Полина вскипятила чайник и посадила детей за стол, В это время в комнату вошла соседка вместе с инженером из заводоуправления.

– Я пришел за Верой, – сказал инженер.

Толя испуганно схватился за сестренку и захныкал, Вслед за Толей заревела Вера.

– Крошка, а уже все понимает, – зашептала Поле соседка.

– Я бы взял их вместе, да тесно у нас в квартире, – извинился инженер.

Полина и сейчас не понимает, как это произошло. Робкая, застенчивая по натуре, она на этот раз точно преобразилась. Встала и твердо сказала инженеру:

– Взяли бы, а кто вам даст?

– Как кто?
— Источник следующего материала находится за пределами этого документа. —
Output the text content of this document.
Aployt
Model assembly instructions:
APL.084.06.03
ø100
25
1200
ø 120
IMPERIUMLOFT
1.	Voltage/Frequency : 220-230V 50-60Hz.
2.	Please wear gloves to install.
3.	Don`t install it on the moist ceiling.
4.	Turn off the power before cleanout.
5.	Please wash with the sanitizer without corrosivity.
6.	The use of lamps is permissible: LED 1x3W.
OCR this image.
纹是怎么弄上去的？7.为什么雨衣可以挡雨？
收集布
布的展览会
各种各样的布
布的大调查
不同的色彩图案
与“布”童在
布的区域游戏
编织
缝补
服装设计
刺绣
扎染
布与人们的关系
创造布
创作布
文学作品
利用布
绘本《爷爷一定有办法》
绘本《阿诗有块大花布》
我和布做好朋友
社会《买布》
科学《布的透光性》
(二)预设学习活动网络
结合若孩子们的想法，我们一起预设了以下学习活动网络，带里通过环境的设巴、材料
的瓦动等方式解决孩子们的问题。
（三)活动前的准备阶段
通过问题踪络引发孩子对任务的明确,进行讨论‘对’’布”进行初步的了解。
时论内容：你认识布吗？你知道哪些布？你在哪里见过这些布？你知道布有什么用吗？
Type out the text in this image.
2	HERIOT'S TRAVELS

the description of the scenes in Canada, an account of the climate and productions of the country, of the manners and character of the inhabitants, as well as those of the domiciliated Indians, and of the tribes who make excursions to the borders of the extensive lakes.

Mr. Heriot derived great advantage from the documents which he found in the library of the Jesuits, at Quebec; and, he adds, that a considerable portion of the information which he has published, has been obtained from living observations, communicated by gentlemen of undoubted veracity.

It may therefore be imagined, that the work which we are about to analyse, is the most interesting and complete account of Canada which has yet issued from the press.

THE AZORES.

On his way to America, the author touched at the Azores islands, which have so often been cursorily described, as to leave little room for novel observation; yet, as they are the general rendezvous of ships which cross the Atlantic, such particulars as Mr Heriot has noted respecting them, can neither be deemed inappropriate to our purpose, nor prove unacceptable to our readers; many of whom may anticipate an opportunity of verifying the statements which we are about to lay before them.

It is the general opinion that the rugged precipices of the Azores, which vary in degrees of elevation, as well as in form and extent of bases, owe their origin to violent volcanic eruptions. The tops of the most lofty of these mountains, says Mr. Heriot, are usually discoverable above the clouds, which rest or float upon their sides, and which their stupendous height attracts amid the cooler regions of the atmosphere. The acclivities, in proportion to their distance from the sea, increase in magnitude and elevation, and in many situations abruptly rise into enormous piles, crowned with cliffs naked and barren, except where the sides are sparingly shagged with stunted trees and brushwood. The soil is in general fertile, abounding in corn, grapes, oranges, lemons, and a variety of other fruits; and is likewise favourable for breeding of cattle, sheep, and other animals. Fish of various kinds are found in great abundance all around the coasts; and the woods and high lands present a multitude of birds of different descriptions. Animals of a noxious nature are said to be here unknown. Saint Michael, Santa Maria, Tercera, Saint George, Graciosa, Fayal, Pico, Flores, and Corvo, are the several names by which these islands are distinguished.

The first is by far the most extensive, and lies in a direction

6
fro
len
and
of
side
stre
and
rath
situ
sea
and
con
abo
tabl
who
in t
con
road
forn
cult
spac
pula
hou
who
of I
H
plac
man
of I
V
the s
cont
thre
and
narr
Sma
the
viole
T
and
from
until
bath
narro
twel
Этот вопрос согласован с завкомом.

Полина схватила шаль и выскочила на улицу. И вот она уже целый час упрашивает Валентину Иринарховну доверить воспитание детей ей:

– Я буду им вместо родной матери.

А этой матери на вид не больше двадцати лет. Полина видит в глазах у председателя недоверие и говорит:

– Вы не смотрите, что я ростом маленькая. Я сильная. Работы не боюсь.

Это верно, Полина Калядина – человек трудолюбивый. Она работает с юных лет, и неплохо. В ее трудовой книжке записано несколько благодарностей.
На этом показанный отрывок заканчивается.